秘密の話と聞くと少し嫌な予感がするが海山さんの顔を見る限りそう言うたぐいの物ではないだろう。
「恋バナしよう」
まあ何となく分かってはいた。
「そんな大した話しできませんよ」
「いい、いい。とにかくお姉さんに酒の肴になるような話をしてほしいだけなんだって」
海山さんはきっと津奈ちゃんと俺がどんな関係でダイバー界の中では全くの無名の俺を津奈ちゃんにとっても大事なはずの時計塔攻略に呼んだのか気になるのだろう。
海山さんはいつの間に取り出したのか缶ビールを片手に俺を急かすように見てくる。
「正直空君は津奈ちゃんの事どう思ってるのさ?お嫁さんも居るんでしょ?」
「まあ、いますけど」
「追加のお嫁さんとして津奈ちゃん狙ってたりする?」
「……」
聞き方はかなり雑だが、実際昨日津奈ちゃんに言われたこともあっていまいち答えずらい話題だった。

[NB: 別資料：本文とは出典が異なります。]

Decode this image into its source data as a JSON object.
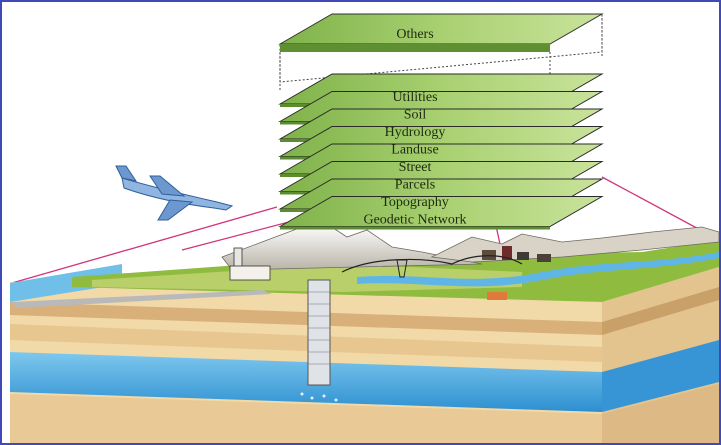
{
  "layers": [
    {
      "label": "Others"
    },
    {
      "label": "Utilities"
    },
    {
      "label": "Soil"
    },
    {
      "label": "Hydrology"
    },
    {
      "label": "Landuse"
    },
    {
      "label": "Street"
    },
    {
      "label": "Parcels"
    },
    {
      "label": "Topography"
    },
    {
      "label": "Geodetic Network"
    }
  ],
  "colors": {
    "layer_fill": "#9dc76a",
    "layer_top": "#b8d98a",
    "frame": "#3f4ab8",
    "water": "#3aa0d8",
    "soil_light": "#f1d9a8",
    "soil_dark": "#d9b07a",
    "grass": "#8fbc3f",
    "projection_lines": "#d0357a"
  }
}
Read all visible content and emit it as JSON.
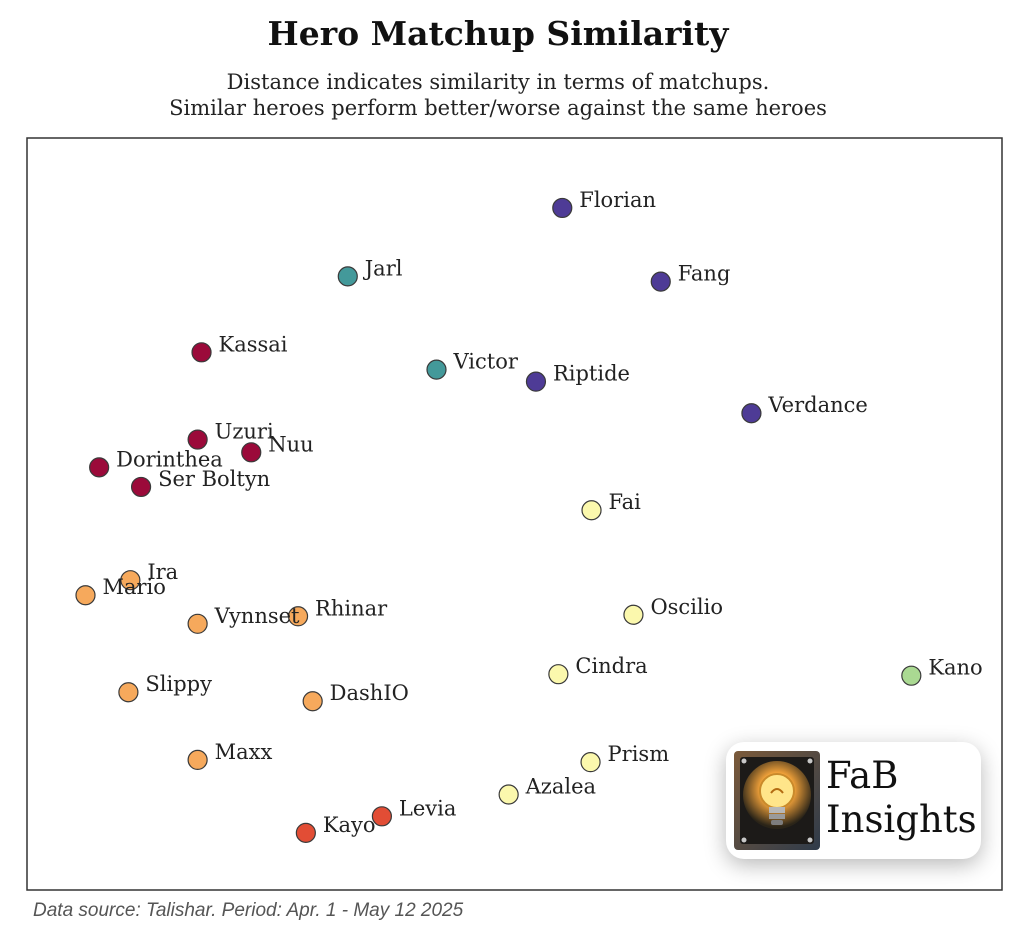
{
  "chart_data": {
    "type": "scatter",
    "title": "Hero Matchup Similarity",
    "subtitle_line1": "Distance indicates similarity in terms of matchups.",
    "subtitle_line2": "Similar heroes perform better/worse against the same heroes",
    "source": "Data source: Talishar. Period: Apr. 1 - May 12 2025",
    "axes_visible": false,
    "grid": false,
    "xlim": [
      0,
      1000
    ],
    "ylim": [
      0,
      1000
    ],
    "colors": {
      "crimson": "#9b0a3a",
      "teal": "#43999a",
      "indigo": "#4e3b96",
      "yellow": "#fbf8ad",
      "orange": "#f6a95c",
      "red": "#e24d35",
      "green": "#aad992"
    },
    "points": [
      {
        "label": "Florian",
        "x": 549,
        "y": 907,
        "color": "indigo"
      },
      {
        "label": "Jarl",
        "x": 329,
        "y": 816,
        "color": "teal"
      },
      {
        "label": "Fang",
        "x": 650,
        "y": 809,
        "color": "indigo"
      },
      {
        "label": "Kassai",
        "x": 179,
        "y": 715,
        "color": "crimson"
      },
      {
        "label": "Victor",
        "x": 420,
        "y": 692,
        "color": "teal"
      },
      {
        "label": "Riptide",
        "x": 522,
        "y": 676,
        "color": "indigo"
      },
      {
        "label": "Verdance",
        "x": 743,
        "y": 634,
        "color": "indigo"
      },
      {
        "label": "Uzuri",
        "x": 175,
        "y": 599,
        "color": "crimson"
      },
      {
        "label": "Nuu",
        "x": 230,
        "y": 582,
        "color": "crimson"
      },
      {
        "label": "Dorinthea",
        "x": 74,
        "y": 562,
        "color": "crimson"
      },
      {
        "label": "Ser Boltyn",
        "x": 117,
        "y": 536,
        "color": "crimson"
      },
      {
        "label": "Fai",
        "x": 579,
        "y": 505,
        "color": "yellow"
      },
      {
        "label": "Ira",
        "x": 106,
        "y": 412,
        "color": "orange"
      },
      {
        "label": "Mario",
        "x": 60,
        "y": 392,
        "color": "orange"
      },
      {
        "label": "Rhinar",
        "x": 278,
        "y": 364,
        "color": "orange"
      },
      {
        "label": "Vynnset",
        "x": 175,
        "y": 354,
        "color": "orange"
      },
      {
        "label": "Oscilio",
        "x": 622,
        "y": 366,
        "color": "yellow"
      },
      {
        "label": "Cindra",
        "x": 545,
        "y": 287,
        "color": "yellow"
      },
      {
        "label": "Kano",
        "x": 907,
        "y": 285,
        "color": "green"
      },
      {
        "label": "Slippy",
        "x": 104,
        "y": 263,
        "color": "orange"
      },
      {
        "label": "DashIO",
        "x": 293,
        "y": 251,
        "color": "orange"
      },
      {
        "label": "Maxx",
        "x": 175,
        "y": 173,
        "color": "orange"
      },
      {
        "label": "Prism",
        "x": 578,
        "y": 170,
        "color": "yellow"
      },
      {
        "label": "Azalea",
        "x": 494,
        "y": 127,
        "color": "yellow"
      },
      {
        "label": "Levia",
        "x": 364,
        "y": 98,
        "color": "red"
      },
      {
        "label": "Kayo",
        "x": 286,
        "y": 76,
        "color": "red"
      }
    ]
  },
  "logo": {
    "line1": "FaB",
    "line2": "Insights"
  }
}
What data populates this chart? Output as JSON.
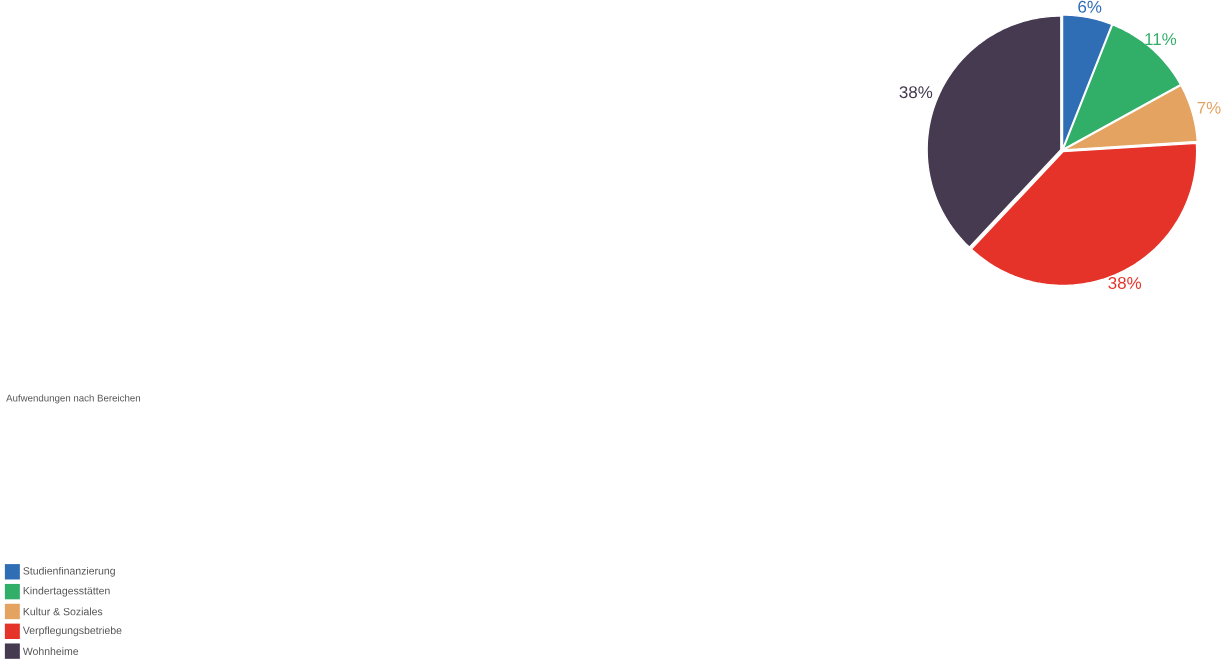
{
  "chart_data": {
    "type": "pie",
    "title": "Aufwendungen nach Bereichen",
    "categories": [
      "Studienfinanzierung",
      "Kindertagesstätten",
      "Kultur & Soziales",
      "Verpflegungsbetriebe",
      "Wohnheime"
    ],
    "values": [
      6,
      11,
      7,
      38,
      38
    ],
    "colors": [
      "#2f6db5",
      "#31ae68",
      "#e4a360",
      "#e6332a",
      "#463a51"
    ],
    "value_labels": [
      "6%",
      "11%",
      "7%",
      "38%",
      "38%"
    ],
    "legend": "bottom left"
  }
}
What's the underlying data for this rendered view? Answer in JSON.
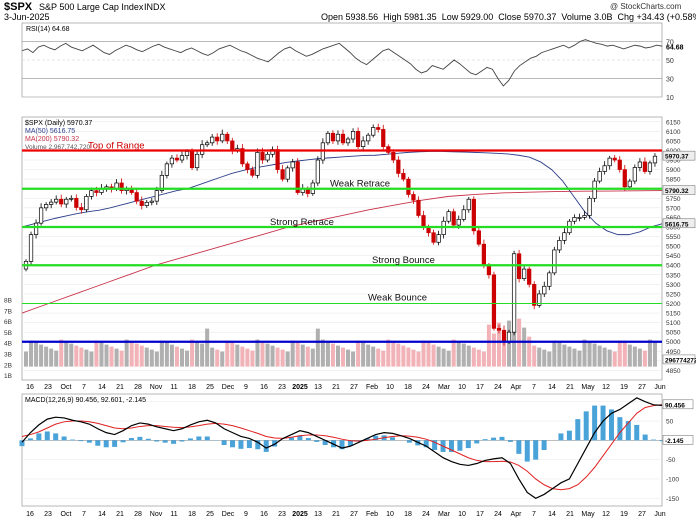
{
  "header": {
    "symbol": "$SPX",
    "name": "S&P 500 Large Cap Index",
    "exchange": "INDX",
    "date": "3-Jun-2025",
    "ohlc_line": "Open 5938.56  High 5981.35  Low 5929.00  Close 5970.37  Volume 3.0B  Chg +34.43 (+0.58%)",
    "open_label": "Open",
    "open": "5938.56",
    "high_label": "High",
    "high": "5981.35",
    "low_label": "Low",
    "low": "5929.00",
    "close_label": "Close",
    "close": "5970.37",
    "volume_label": "Volume",
    "volume": "3.0B",
    "chg_label": "Chg",
    "chg": "+34.43 (+0.58%)",
    "watermark": "@ StockCharts.com"
  },
  "colors": {
    "up": "#000000",
    "down": "#cc0000",
    "ma50": "#2c3e8a",
    "ma200": "#c8334a",
    "red_level": "#ee0000",
    "green_level": "#22dd22",
    "blue_level": "#0000cc",
    "vol_up": "#b0b0b0",
    "vol_down": "#f2b3b8",
    "macd_hist": "#4aa3d8",
    "rsi_line": "#444444",
    "rsi_os": "#8c4b4b"
  },
  "chart_data": [
    {
      "type": "line",
      "panel": "rsi",
      "title": "RSI(14) 64.68",
      "ylim": [
        10,
        90
      ],
      "ticks": [
        70,
        50,
        30,
        10
      ],
      "last_value": "64.68",
      "values": [
        60,
        62,
        58,
        64,
        66,
        63,
        61,
        65,
        68,
        64,
        62,
        60,
        63,
        66,
        62,
        58,
        56,
        60,
        63,
        66,
        64,
        61,
        59,
        62,
        65,
        67,
        64,
        62,
        60,
        58,
        61,
        63,
        60,
        57,
        55,
        58,
        62,
        64,
        66,
        63,
        60,
        58,
        55,
        52,
        50,
        48,
        53,
        58,
        62,
        64,
        60,
        57,
        54,
        56,
        59,
        62,
        64,
        66,
        68,
        63,
        58,
        52,
        48,
        45,
        50,
        55,
        60,
        62,
        58,
        54,
        50,
        46,
        40,
        36,
        38,
        44,
        42,
        40,
        45,
        50,
        46,
        41,
        36,
        34,
        38,
        42,
        40,
        30,
        22,
        28,
        38,
        44,
        48,
        52,
        54,
        58,
        60,
        62,
        64,
        66,
        63,
        66,
        70,
        72,
        70,
        68,
        67,
        65,
        66,
        64,
        62,
        64,
        66,
        65,
        63,
        64,
        66,
        65
      ]
    },
    {
      "type": "candlestick",
      "panel": "price",
      "title": "$SPX (Daily) 5970.37",
      "x_labels": [
        "16",
        "23",
        "Oct",
        "7",
        "14",
        "21",
        "28",
        "Nov",
        "11",
        "18",
        "25",
        "Dec",
        "9",
        "16",
        "23",
        "2025",
        "13",
        "21",
        "27",
        "Feb",
        "10",
        "18",
        "24",
        "Mar",
        "10",
        "17",
        "24",
        "Apr",
        "7",
        "14",
        "21",
        "May",
        "12",
        "19",
        "27",
        "Jun"
      ],
      "ylim": [
        4800,
        6175
      ],
      "y_ticks": [
        6150,
        6100,
        6050,
        6000,
        5950,
        5900,
        5850,
        5800,
        5750,
        5700,
        5650,
        5600,
        5550,
        5500,
        5450,
        5400,
        5350,
        5300,
        5250,
        5200,
        5150,
        5100,
        5050,
        5000,
        4950,
        4900,
        4850
      ],
      "closes": [
        5420,
        5560,
        5620,
        5700,
        5718,
        5730,
        5745,
        5720,
        5745,
        5750,
        5702,
        5690,
        5760,
        5790,
        5780,
        5800,
        5810,
        5800,
        5830,
        5790,
        5800,
        5780,
        5735,
        5712,
        5729,
        5735,
        5790,
        5870,
        5930,
        5960,
        5950,
        5973,
        5995,
        5910,
        5980,
        6030,
        6040,
        6070,
        6050,
        6085,
        6050,
        6000,
        6010,
        5930,
        5900,
        5870,
        5990,
        5950,
        5980,
        6005,
        5900,
        5850,
        5909,
        5940,
        5780,
        5800,
        5775,
        5830,
        5950,
        6040,
        6090,
        6050,
        6085,
        6040,
        6060,
        6100,
        6020,
        6050,
        6080,
        6120,
        6110,
        6020,
        5990,
        5950,
        5880,
        5850,
        5770,
        5740,
        5660,
        5600,
        5570,
        5520,
        5560,
        5630,
        5680,
        5610,
        5640,
        5690,
        5745,
        5580,
        5510,
        5400,
        5350,
        5070,
        5060,
        5000,
        5050,
        5460,
        5330,
        5380,
        5300,
        5190,
        5250,
        5290,
        5360,
        5480,
        5530,
        5570,
        5630,
        5650,
        5650,
        5660,
        5750,
        5840,
        5890,
        5920,
        5960,
        5950,
        5900,
        5810,
        5840,
        5911,
        5940,
        5890,
        5935,
        5970
      ],
      "ma50_label": "MA(50) 5616.75",
      "ma50_values": [
        5600,
        5615,
        5630,
        5645,
        5658,
        5670,
        5680,
        5688,
        5700,
        5715,
        5730,
        5745,
        5760,
        5775,
        5790,
        5800,
        5820,
        5840,
        5860,
        5880,
        5895,
        5908,
        5918,
        5928,
        5938,
        5945,
        5952,
        5958,
        5962,
        5966,
        5970,
        5974,
        5975,
        5980,
        5985,
        5990,
        5993,
        5995,
        5995,
        5993,
        5992,
        5990,
        5988,
        5985,
        5982,
        5975,
        5965,
        5940,
        5900,
        5840,
        5760,
        5680,
        5620,
        5580,
        5560,
        5560,
        5575,
        5600,
        5616.75
      ],
      "ma200_label": "MA(200) 5790.32",
      "ma200_values": [
        5150,
        5200,
        5250,
        5300,
        5350,
        5400,
        5440,
        5480,
        5520,
        5560,
        5600,
        5630,
        5660,
        5690,
        5715,
        5740,
        5760,
        5770,
        5778,
        5782,
        5785,
        5787,
        5788,
        5789,
        5790.32
      ],
      "volume_label": "Volume 2,967,742,720",
      "volume_axis": [
        "8B",
        "7B",
        "6B",
        "5B",
        "4B",
        "3B",
        "2B",
        "1B"
      ],
      "annotations": [
        {
          "label": "Top of Range",
          "value": 6000,
          "color": "red"
        },
        {
          "label": "Weak Retrace",
          "value": 5800,
          "color": "green"
        },
        {
          "label": "Strong Retrace",
          "value": 5600,
          "color": "green"
        },
        {
          "label": "Strong Bounce",
          "value": 5400,
          "color": "green"
        },
        {
          "label": "Weak Bounce",
          "value": 5200,
          "color": "green"
        },
        {
          "label": "",
          "value": 5000,
          "color": "blue"
        }
      ],
      "right_badges": [
        {
          "text": "5970.37",
          "value": 5970.37
        },
        {
          "text": "5790.32",
          "value": 5790.32
        },
        {
          "text": "5616.75",
          "value": 5616.75
        },
        {
          "text": "2967742720",
          "vol": true
        }
      ]
    },
    {
      "type": "line",
      "panel": "macd",
      "title": "MACD(12,26,9) 90.456, 92.601, -2.145",
      "ylim": [
        -170,
        120
      ],
      "y_ticks": [
        100,
        50,
        0,
        -50,
        -100,
        -150
      ],
      "macd_values": [
        -5,
        20,
        40,
        55,
        60,
        58,
        52,
        48,
        42,
        30,
        20,
        15,
        25,
        38,
        45,
        42,
        35,
        30,
        25,
        30,
        40,
        48,
        52,
        45,
        30,
        20,
        10,
        5,
        -5,
        -20,
        -10,
        5,
        15,
        25,
        20,
        10,
        0,
        -10,
        -20,
        -15,
        -5,
        5,
        15,
        20,
        18,
        12,
        5,
        -5,
        -15,
        -30,
        -45,
        -55,
        -62,
        -65,
        -60,
        -52,
        -48,
        -45,
        -60,
        -100,
        -135,
        -150,
        -140,
        -125,
        -110,
        -100,
        -60,
        -20,
        20,
        50,
        70,
        80,
        95,
        110,
        100,
        92,
        90.456
      ],
      "signal_values": [
        10,
        15,
        22,
        32,
        42,
        48,
        50,
        50,
        48,
        44,
        38,
        32,
        30,
        32,
        36,
        38,
        38,
        36,
        34,
        33,
        35,
        38,
        42,
        44,
        42,
        38,
        32,
        25,
        18,
        10,
        6,
        5,
        8,
        12,
        14,
        14,
        12,
        8,
        3,
        -1,
        -2,
        0,
        3,
        7,
        10,
        12,
        11,
        8,
        3,
        -5,
        -15,
        -25,
        -35,
        -45,
        -52,
        -55,
        -55,
        -54,
        -56,
        -65,
        -80,
        -100,
        -115,
        -125,
        -128,
        -125,
        -115,
        -95,
        -70,
        -40,
        -10,
        20,
        45,
        70,
        85,
        90,
        92.601
      ],
      "hist_last": "-2.145",
      "badges": [
        "90.456",
        "-2.145"
      ]
    }
  ]
}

「津奈ちゃん可愛いじゃん?健全な男子高校生としてはどう?」
「……酔ってます?」
「酔ってない、酔ってない」
急に質問が下品になってきたので、答えるのがめんどうになってきた。
「因みにねーつなちゃは寝るとき何か抱きかかえてないと寝れないんだよ、これ私たちだけの秘密ね」
私たちの秘密ねってこうやって広まるんだよな。
「海山さん?何を話してるんですか?」
そんなことを話していると整備を終えた津奈ちゃんがいつの間にか海山さんの後ろに無表情で立っていた。
そのまま、ゆっくりと海山さんの体に腕を回していく。
「分かりますよね?海山さん」
「ハイ、ゴメンナサイ」
怖いので俺は素知らぬ顔をしてみるものの、直ぐそこで少し力を入れたらバックチョークが完成する人が居ると否応にも視線がそちらに向いてしまう。
「空さんもお酒を飲んでいる時のこの人のいう事を真に受けないように」
「……わかりました」
さて、津奈ちゃんに生殺与奪を握られている酔っ払いは無視して、保谷さんの手伝いに行こうか。